Over the past decade, the designer and photographer has defined an approach to documenting the Middle East and Northern Africa. In the process, he has inspired a slew of other Arab creatives who have followed with their own interpretations of their home turfs. His affinity for documentary-style photography is evident in the campaigns and magazine covers he shoots. He featured local Tunisian artists as part of a global Carhartt campaign. More recently, he directed a Dior film featuring the Yemeni boxer Mr Aadam Hamed.

But back to those Bally Hike sweats. On the day we meet, he has paired them with one of his many white T-shirts and a navy Shabab half-zip drill top. He has swapped the black socks he tried on for a white pair and throws on a pair of white Salomon XT-6s. He is most satisfied with his selections when he has to change a flat tyre later that afternoon. “To me, comfort is important,” he says. “Comfort and function.”

Even if it’s a scorching 40°C and humid in the summertime, Moha will often add a jacket or a vest. One of his friends jokes that his “internal thermostat is broken”. To Moha, it’s almost a form of satire. Sometimes, he breaks out of character and commits to another exaggerated form of himself.

“I like to contradict myself,” he says. “It’s part of the evolution of my style. I have to break out of uniform so I can kind of bring in more aspects to it. No form is just as important as form.”

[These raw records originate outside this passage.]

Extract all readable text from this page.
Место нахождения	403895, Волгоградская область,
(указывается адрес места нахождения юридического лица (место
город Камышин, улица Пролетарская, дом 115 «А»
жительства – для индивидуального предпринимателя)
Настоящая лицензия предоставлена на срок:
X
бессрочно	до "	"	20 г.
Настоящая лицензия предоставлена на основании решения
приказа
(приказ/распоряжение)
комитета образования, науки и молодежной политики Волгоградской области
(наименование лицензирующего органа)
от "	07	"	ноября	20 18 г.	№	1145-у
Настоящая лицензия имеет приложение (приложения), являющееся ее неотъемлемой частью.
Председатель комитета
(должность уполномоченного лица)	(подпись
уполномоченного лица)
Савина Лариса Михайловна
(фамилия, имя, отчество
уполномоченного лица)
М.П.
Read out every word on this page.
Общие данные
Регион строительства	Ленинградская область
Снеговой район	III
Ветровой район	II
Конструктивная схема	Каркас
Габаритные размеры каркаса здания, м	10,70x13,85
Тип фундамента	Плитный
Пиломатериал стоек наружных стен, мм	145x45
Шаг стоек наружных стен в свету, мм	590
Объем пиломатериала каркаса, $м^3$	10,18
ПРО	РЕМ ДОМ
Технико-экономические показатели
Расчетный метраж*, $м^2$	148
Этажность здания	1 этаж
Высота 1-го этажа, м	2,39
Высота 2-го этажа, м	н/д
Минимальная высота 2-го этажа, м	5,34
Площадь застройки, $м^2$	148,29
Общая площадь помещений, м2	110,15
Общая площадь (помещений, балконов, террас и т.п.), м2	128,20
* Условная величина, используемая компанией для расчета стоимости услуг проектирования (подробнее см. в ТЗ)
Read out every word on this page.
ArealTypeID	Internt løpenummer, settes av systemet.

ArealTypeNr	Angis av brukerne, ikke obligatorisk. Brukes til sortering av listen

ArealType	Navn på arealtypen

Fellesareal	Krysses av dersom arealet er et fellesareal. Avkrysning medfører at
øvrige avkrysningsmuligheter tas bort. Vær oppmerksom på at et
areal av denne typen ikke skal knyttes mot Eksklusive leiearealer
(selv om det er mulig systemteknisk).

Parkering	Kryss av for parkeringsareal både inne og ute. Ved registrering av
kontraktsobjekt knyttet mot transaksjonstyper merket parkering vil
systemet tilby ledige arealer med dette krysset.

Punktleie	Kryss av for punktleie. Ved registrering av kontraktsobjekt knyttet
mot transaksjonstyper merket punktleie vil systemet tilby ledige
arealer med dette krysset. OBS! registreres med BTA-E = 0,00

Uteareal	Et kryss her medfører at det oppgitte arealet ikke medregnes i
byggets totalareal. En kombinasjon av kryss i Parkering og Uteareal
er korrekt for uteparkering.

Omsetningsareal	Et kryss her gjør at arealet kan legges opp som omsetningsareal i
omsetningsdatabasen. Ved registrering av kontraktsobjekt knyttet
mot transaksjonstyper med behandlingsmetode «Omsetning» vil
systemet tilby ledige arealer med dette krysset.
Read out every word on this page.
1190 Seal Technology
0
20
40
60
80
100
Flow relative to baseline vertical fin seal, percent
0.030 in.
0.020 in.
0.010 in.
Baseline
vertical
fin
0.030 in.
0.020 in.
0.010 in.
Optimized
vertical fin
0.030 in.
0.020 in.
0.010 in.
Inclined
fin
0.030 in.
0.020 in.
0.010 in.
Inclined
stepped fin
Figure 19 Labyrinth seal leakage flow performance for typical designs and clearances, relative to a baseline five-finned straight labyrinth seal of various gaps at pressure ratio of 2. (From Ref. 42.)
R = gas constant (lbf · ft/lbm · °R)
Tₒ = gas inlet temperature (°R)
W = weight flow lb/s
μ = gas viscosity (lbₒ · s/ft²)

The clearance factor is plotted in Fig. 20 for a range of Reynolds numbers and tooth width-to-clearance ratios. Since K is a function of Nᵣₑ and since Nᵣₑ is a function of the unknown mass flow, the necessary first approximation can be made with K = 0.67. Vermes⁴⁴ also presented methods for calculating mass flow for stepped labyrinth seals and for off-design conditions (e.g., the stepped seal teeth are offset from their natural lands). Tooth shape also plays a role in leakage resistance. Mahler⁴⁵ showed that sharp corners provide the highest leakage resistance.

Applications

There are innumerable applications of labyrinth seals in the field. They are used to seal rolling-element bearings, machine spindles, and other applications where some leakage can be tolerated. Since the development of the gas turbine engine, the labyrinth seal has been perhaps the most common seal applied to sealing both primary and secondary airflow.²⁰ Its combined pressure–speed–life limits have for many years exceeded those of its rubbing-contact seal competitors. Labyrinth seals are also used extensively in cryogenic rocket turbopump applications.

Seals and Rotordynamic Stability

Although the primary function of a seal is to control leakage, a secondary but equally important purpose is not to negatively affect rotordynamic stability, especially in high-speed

You have as much chance of running into him wearing a white T-shirt and sweatpants as you have running into him wearing an oversized Balenciaga coat or a vintage graphic T-shirt and “obnoxious trainers”, as he puts it.

01.

My living space works hard – and my clothes work harder

“I’m here at my home studio, which is also my living room,” says Moha. “This is where I practise my art, which is drawing palm trees, as you can see in the background. I’m wearing a piece from KAPITAL. This is the cult-famous bandana motif that’s on a woven padded shell gilet. I’ve paired it with Acne Studios jeans, which I used to wear regularly 10 years ago. I stopped because I was going through an anti-denim phase. It feels good to revisit how comfortable they are. I’m reintegrating them into my pants rotation. The look feels completed with these Balenciaga boots.”

02.

Down jackets for downtime

“This is something I could wear camping. I thought it would be humorous to wear this Balenciaga puffer jacket because it’s super oversized. I feel like it’s a bit odd. It’s almost like a sleeping bag. If I was in AlUla [in Saudi Arabia], this is what I’d wear. It’s the ultimate cosy fit. There is no way I’d get cold in this. I could wear it in the desert, I could wear it in Canadian winters. I paired it with the knee-high Rick Owens sneakers, which look like hiking boots, but aren’t. Rick Owens makes some of my favourite footwear. I own five or six pairs.”

03.

Make capital out of KAPITAL

“I’m a huge fan of KAPITAL. I appreciate Kiro Hirata [the brand’s designer] and [founder] Toshikiyo Hirata and that it’s a family-run business. I love their attention to detail and how much time is spent on making the clothing, especially the denim. I’m wearing this to my favourite flower shop, Goshá, which I visit quite frequently, especially for special occasions. I was here on Valentine’s Day to pick up flowers for my mom and twin sister. It’s all very colourful. I really like the interpretation of the bandana print into a quilted jacket. It’s very bohemian chic. You can dress it up or down. I could wear this out or running errands.”

04.

My everyday outfit (with my own twist)

“I like to carry bags because I’m usually hopping from one place to another. I’ll leave the house in the morning and don’t come back until late, so I like to have all my things with me to avoid having to go back home. This is what I’d wear on a daily basis. These are the classic Rick Owens sneakers. I like that they gave them a twist with thicker shoe laces this season, which elevates them. This was outside 3Fils, a restaurant I go to frequently. It was recently named the best restaurant in the Middle East, but I was coming here way before.”